Actually I'm having this issue (so far at least) only with F2 type tallies.
I understand what F4 and F2 do but exactly for what you said for F2: "counts the surface crossing (and then divides by the area)" I'd always expect values <1. In fact, if I understood correctly, to normalize to the number of particles, F2 should also divide the number of crossings by the total number of particles, right? If so, independently of the area (so let's assume for the moment that the area is unitary, as I set) the tally should always be <1, i.e. the fraction of all the particles that crossed the surface you evaluate F2 on. Then, if the area were not unitary, the quantity should be further divided by the area to have the proper tally. But that is an extra aspect.

However, it has actually just come into my mind that the issue I have could be related to the periodic boundary conditions I have in my setup. I'll have to delve a bit more into that to check if that could explain the problem.

Thanks

In theory, if you juggled things just exactly, and if you had a huge keff, you could get F2 values bigger than 1. It would be an interesting situation from a physics point of view. It would mean that more than one neutron passed a given location for each neutron started.

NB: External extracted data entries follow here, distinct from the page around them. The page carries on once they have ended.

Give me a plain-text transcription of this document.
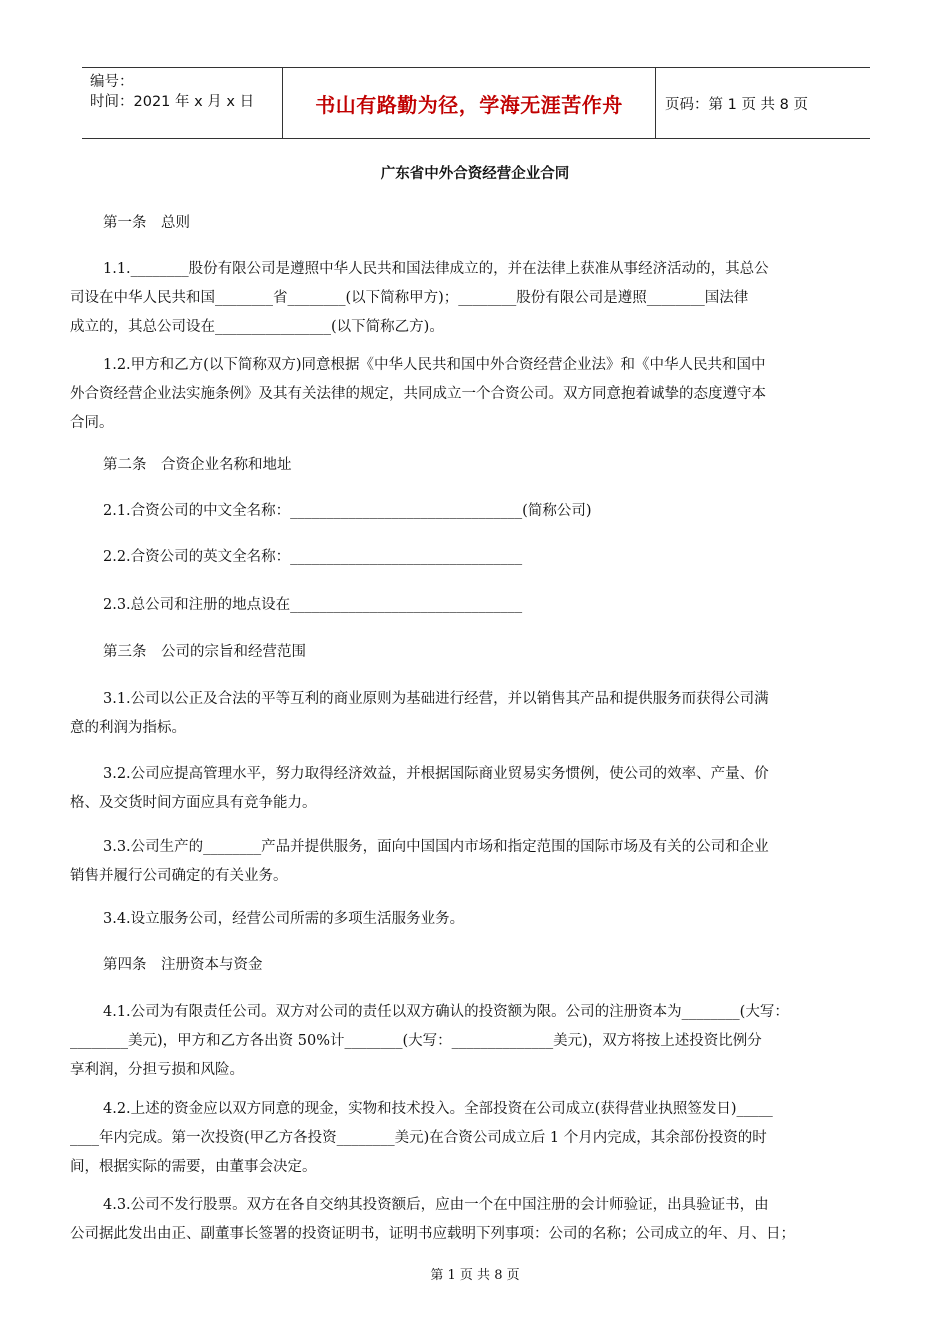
编号：
时间：2021 年 x 月 x 日	书山有路勤为径，学海无涯苦作舟	页码：第 1 页 共 8 页
广东省中外合资经营企业合同
第一条　总则
1.1.________股份有限公司是遵照中华人民共和国法律成立的，并在法律上获准从事经济活动的，其总公
司设在中华人民共和国________省________(以下简称甲方)；________股份有限公司是遵照________国法律
成立的，其总公司设在________________(以下简称乙方)。
1.2.甲方和乙方(以下简称双方)同意根据《中华人民共和国中外合资经营企业法》和《中华人民共和国中
外合资经营企业法实施条例》及其有关法律的规定，共同成立一个合资公司。双方同意抱着诚挚的态度遵守本
合同。
第二条　合资企业名称和地址
2.1.合资公司的中文全名称：________________________________(简称公司)
2.2.合资公司的英文全名称：________________________________
2.3.总公司和注册的地点设在________________________________
第三条　公司的宗旨和经营范围
3.1.公司以公正及合法的平等互利的商业原则为基础进行经营，并以销售其产品和提供服务而获得公司满
意的利润为指标。
3.2.公司应提高管理水平，努力取得经济效益，并根据国际商业贸易实务惯例，使公司的效率、产量、价
格、及交货时间方面应具有竞争能力。
3.3.公司生产的________产品并提供服务，面向中国国内市场和指定范围的国际市场及有关的公司和企业
销售并履行公司确定的有关业务。
3.4.设立服务公司，经营公司所需的多项生活服务业务。
第四条　注册资本与资金
4.1.公司为有限责任公司。双方对公司的责任以双方确认的投资额为限。公司的注册资本为________(大写：
________美元)，甲方和乙方各出资 50%计________(大写：______________美元)，双方将按上述投资比例分
享利润，分担亏损和风险。
4.2.上述的资金应以双方同意的现金，实物和技术投入。全部投资在公司成立(获得营业执照签发日)_____
____年内完成。第一次投资(甲乙方各投资________美元)在合资公司成立后 1 个月内完成，其余部份投资的时
间，根据实际的需要，由董事会决定。
4.3.公司不发行股票。双方在各自交纳其投资额后，应由一个在中国注册的会计师验证，出具验证书，由
公司据此发出由正、副董事长签署的投资证明书，证明书应载明下列事项：公司的名称；公司成立的年、月、日；
第 1 页 共 8 页
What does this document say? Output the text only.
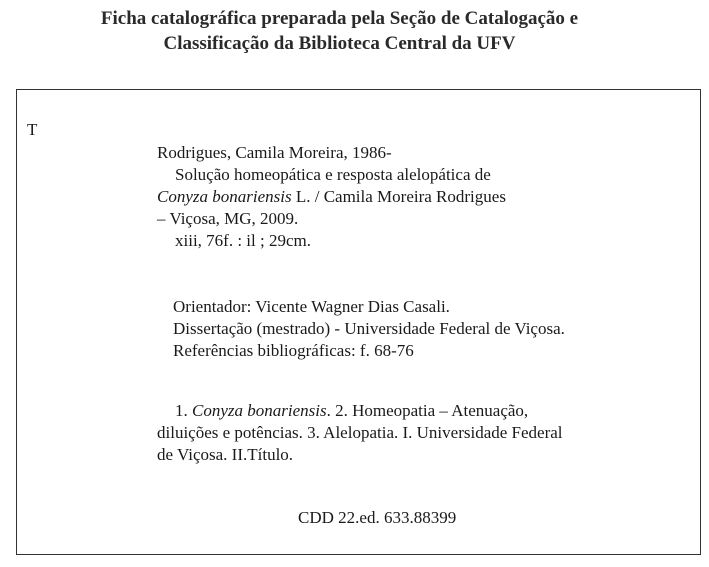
Ficha catalográfica preparada pela Seção de Catalogação e
Classificação da Biblioteca Central da UFV
T
Rodrigues, Camila Moreira, 1986-
Solução homeopática e resposta alelopática de
Conyza bonariensis L. / Camila Moreira Rodrigues
– Viçosa, MG, 2009.
xiii, 76f. : il ; 29cm.
Orientador: Vicente Wagner Dias Casali.
Dissertação (mestrado) - Universidade Federal de Viçosa.
Referências bibliográficas: f. 68-76
1. Conyza bonariensis. 2. Homeopatia – Atenuação,
diluições e potências. 3. Alelopatia. I. Universidade Federal
de Viçosa. II.Título.
CDD 22.ed. 633.88399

It probably means you are modeling something with a rapidly increasing power. So, normalizing to real numbers is a bit of a challenge. But not for long. The euphemism is "spontaneous self-disassembly."

If I recall correctly, MCNP can deal with such situations in a KCODE calculation. But if you have an SDEF calculation you get problems. This is because the history that results from each neutron your SDEF produces is arbitrarily long.

Will_007 and Alex A

## 1. Why do MCNP tallies need to be normalized?

MCNP tallies need to be normalized to compensate for the randomness in the Monte Carlo method. Normalization helps to reduce statistical uncertainties and ensure more accurate results.

## 2. How are MCNP tallies normalized?

MCNP tallies are normalized by dividing the tally results by the total number of particles simulated in the Monte Carlo simulation.

## 3. What is the significance of MCNP tally normalization?

The significance of MCNP tally normalization is to ensure that the tally results are consistent and comparable across different simulations, as well as to reduce statistical uncertainties and obtain more accurate results.

## 4. Can MCNP tally normalization affect the overall simulation results?

Yes, MCNP tally normalization can affect the overall simulation results as it adjusts the tally values to account for statistical uncertainties. This can lead to more accurate and consistent results.

## 5. Is it common for MCNP tallies to be normalized to values less than 1?

Yes, it is common for MCNP tallies to be normalized to values less than 1. This is because the normalization process adjusts the tally values to account for statistical uncertainties, and the resulting values may be less than 1.